DBA, Subject-to-tax-Klauseln, Remittance-base-Klauseln, Switch-over-Klauseln
 

BMF, 20.6.2013, IV B 2 - S 1300/09/10006

Anwendung von Subject-to-tax-, Remittance-base- und Switch-over-Klauseln nach den Doppelbesteuerungsabkommen unter Berücksichtigung des Urteils des BFH vom 17.10.2007, I R 96/06 (BStBl 2008 II S. 953)

Bezug: TOP 3.1 der Sitzung ASt II/13 vom 4. bis 6.6.2013;
  Mein Schreiben vom 17.5.2013, IV B 2 – S 1300/09/10006 –

Unter Bezugnahme auf das Ergebnis der Erörterungen mit den obersten Finanzbehörden der Länder gilt hinsichtlich der Anwendung von Subject-to-tax-, Remittance-base- und Switch-over-Klauseln nach den Doppelbesteuerungsabkommen (DBA) Folgendes:

 

1. Allgemeines

DBA können unterschiedliche Regelungen enthalten, um zu verhindern, dass die Abkommensanwendung zur Nichtbesteuerung von Einkünften bzw. zur ungerechtfertigten Inanspruchnahme von Abkommensvorteilen führt. Je nach Ausgestaltung dieser Bestimmungen unterscheidet man hauptsächlich zwischen Rückfall- bzw. Subject-to-tax-Klauseln (Besteuerungsvorbehalten), Remittance-base-Klauseln (Überweisungsklauseln) und Switch-over-Klauseln (Umschaltklauseln). Diese Klauseln sind vorrangig vor den nationalen Vorschriften (u.a. § 50d Absatz 8 und 9 EStG) anzuwenden.

 

2. Subject-to-tax-Klauseln

Einige DBA enthalten ausdrückliche Besteuerungsvorbehalte, die die Freistellung von Einkünften von einer Besteuerung im anderen Vertragsstaat abhängig machen. Solche sog. Subject-to-tax-Klauseln können sich auf alle Einkünfte beziehen, die nach dem DBA von der Besteuerung auszunehmen sind. Es können aber auch Subject-to-tax-Klauseln vereinbart werden, die auf bestimmte Einkünfte beschränkt sind.

 

2.1 Anwendung im Quellenstaat

Vereinzelt werden Subject-to-tax-Klauseln auf den Quellen- bzw. Tätigkeitsstaat angewandt, wenn Abkommensvorteile (Freistellung oder Ermäßigung) in diesem Staat nur unter der Voraussetzung gewährt werden, dass die betreffenden Einkünfte im Ansässigkeitsstaat tatsächlich der Besteuerung unterliegen. Derartige Klauseln sind z.B. in Artikel 15 Absatz 2 Buchstabe d DBA-Singapur 2004 und in Ziffer 1 des Protokolls zu Artikel 6 bis 21 des DBA-Namibia enthalten.

 

2.2 Anwendung im Ansässigkeitsstaat

In der Regel beziehen sich die Subject-to-tax-Klauseln auf den Ansässigkeitsstaat, d.h. die Freistellung der Einkünfte in diesem Staat ist von der Besteuerung der betreffenden Einkünfte im Quellen- bzw. Tätigkeitsstaat abhängig.

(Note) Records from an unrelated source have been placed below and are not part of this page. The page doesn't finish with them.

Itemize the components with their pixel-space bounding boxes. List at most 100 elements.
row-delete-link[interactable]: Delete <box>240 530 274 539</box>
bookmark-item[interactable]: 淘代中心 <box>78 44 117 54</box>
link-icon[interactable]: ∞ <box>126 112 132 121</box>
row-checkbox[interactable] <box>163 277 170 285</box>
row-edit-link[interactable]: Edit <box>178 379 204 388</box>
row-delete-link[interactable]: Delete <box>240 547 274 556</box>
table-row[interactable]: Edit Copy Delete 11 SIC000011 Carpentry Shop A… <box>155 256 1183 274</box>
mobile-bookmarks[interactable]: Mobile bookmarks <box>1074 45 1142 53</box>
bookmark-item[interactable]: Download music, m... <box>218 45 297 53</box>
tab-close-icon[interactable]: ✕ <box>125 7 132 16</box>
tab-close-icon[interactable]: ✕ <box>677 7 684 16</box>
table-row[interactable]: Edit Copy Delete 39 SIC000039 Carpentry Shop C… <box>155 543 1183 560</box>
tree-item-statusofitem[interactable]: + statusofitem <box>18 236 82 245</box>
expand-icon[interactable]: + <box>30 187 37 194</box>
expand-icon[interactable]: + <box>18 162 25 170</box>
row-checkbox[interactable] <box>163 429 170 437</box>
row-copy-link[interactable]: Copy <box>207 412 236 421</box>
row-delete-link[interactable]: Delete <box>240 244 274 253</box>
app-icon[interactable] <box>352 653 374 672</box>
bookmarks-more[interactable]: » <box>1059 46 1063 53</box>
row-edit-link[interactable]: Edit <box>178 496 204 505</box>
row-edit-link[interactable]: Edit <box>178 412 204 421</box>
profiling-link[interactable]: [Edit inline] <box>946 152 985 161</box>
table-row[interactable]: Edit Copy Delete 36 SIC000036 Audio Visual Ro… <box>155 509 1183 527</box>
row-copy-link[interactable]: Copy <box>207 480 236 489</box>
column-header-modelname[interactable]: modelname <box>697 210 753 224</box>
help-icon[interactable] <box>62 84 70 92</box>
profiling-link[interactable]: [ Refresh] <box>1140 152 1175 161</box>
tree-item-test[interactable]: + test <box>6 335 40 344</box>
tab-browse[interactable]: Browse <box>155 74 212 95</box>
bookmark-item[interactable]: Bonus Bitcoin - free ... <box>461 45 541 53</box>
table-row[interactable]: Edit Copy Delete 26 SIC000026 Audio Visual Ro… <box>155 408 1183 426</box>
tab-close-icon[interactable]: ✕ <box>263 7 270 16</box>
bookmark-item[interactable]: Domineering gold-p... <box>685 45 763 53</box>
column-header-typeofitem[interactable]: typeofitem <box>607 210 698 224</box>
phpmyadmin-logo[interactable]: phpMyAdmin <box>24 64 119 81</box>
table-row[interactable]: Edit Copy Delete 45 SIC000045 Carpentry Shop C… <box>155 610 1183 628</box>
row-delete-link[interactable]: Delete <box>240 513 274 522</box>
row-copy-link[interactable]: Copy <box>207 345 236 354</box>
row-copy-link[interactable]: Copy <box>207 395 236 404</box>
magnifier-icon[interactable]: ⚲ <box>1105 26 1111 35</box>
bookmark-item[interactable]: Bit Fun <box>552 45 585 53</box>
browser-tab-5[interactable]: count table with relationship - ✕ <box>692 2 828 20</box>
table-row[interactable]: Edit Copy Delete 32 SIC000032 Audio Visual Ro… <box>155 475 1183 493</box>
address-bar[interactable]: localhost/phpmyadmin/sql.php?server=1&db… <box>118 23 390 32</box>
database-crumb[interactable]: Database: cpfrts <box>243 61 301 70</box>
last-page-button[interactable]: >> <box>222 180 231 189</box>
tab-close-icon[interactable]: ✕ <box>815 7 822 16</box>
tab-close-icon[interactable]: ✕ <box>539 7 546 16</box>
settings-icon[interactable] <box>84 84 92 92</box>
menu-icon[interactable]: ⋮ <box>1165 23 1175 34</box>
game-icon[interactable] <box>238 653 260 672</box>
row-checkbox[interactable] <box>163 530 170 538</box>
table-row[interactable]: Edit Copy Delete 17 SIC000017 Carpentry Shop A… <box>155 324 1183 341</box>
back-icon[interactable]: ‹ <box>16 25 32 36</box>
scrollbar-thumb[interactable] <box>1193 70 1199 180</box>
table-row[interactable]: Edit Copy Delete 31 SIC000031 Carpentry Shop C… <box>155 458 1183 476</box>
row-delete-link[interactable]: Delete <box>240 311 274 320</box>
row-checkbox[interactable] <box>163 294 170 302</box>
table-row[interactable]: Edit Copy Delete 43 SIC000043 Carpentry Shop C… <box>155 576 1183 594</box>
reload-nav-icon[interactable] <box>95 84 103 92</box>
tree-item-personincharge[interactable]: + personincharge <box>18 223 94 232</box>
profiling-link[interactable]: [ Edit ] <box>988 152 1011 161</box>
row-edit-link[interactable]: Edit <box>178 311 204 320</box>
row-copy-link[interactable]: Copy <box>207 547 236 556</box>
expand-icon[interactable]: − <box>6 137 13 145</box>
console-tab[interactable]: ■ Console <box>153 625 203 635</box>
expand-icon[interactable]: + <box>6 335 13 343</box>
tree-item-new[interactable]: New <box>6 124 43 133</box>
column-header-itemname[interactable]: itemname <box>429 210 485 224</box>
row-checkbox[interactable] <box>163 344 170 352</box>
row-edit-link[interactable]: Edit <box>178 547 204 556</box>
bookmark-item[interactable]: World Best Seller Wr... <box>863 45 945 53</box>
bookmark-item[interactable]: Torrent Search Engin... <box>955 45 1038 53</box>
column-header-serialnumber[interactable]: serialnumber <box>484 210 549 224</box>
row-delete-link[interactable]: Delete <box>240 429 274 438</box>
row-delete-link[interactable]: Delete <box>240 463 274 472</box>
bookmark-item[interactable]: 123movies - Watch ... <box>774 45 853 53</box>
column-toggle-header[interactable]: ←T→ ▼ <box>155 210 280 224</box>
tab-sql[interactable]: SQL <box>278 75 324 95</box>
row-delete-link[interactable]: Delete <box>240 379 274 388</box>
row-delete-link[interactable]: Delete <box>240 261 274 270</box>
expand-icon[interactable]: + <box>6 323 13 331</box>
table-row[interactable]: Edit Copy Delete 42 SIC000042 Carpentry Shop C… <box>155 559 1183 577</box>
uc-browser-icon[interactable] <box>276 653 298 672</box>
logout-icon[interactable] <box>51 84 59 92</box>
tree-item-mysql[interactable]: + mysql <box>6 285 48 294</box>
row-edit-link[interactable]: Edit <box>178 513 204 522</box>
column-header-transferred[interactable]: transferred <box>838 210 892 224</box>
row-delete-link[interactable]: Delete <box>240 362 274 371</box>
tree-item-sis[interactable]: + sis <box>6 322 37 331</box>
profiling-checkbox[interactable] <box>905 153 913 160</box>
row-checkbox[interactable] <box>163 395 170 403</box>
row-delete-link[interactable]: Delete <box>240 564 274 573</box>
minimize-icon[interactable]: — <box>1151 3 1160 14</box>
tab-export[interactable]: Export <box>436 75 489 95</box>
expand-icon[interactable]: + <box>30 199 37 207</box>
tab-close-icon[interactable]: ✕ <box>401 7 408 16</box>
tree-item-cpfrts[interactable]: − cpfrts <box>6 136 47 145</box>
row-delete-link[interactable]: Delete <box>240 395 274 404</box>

Derartige Klauseln sind z.B. in folgenden Abkommen enthalten:

  1. Einkunftsbezogene Rückfallklauseln:

    • Artikel 15 Absatz 3 Satz 2 und Absatz 4 Satz 2 DBA-Schweiz,
    • Artikel 15 Absatz 4 DBA-Österreich,
  2. Allgemeine Rückfallklauseln:

    • Artikel 22 Absatz 1 Buchstabe a DBA-Bulgarien,
    • Artikel 23 Absatz 1 Buchstabe a DBA-Großbritannien 2010,
    • Artikel 22 Absatz 2 Buchstabe a DBA-Spanien (grundsätzlich anzuwenden ab 1.1.2013),
    • Artikel 22 Absatz 1 Buchstabe a DBA-Ungarn,
    • Artikel 23 Absatz 4 Buchstabe b, 2. Alternative DBA-USA,
  3. sog. Einkünfte-Herkunftsbestimmungen (s. Tz. 2.2.1).
 

2.2.1 Einordnung der im Methodenartikel verankerten Einkünfte-Herkunftsbestimmung als Subject-to-tax-Klausel nach der BFH-Rechtsprechung

Einige DBA enthalten im Methodenartikel – nicht in den Artikeln zu den Einkunftsarten – eine sog. Einkünfte-Herkunftsbestimmung. Danach gelten Einkünfte für Zwecke des DBA nur dann als aus dem anderen Vertragsstaat stammend, wenn sie dort besteuert werden.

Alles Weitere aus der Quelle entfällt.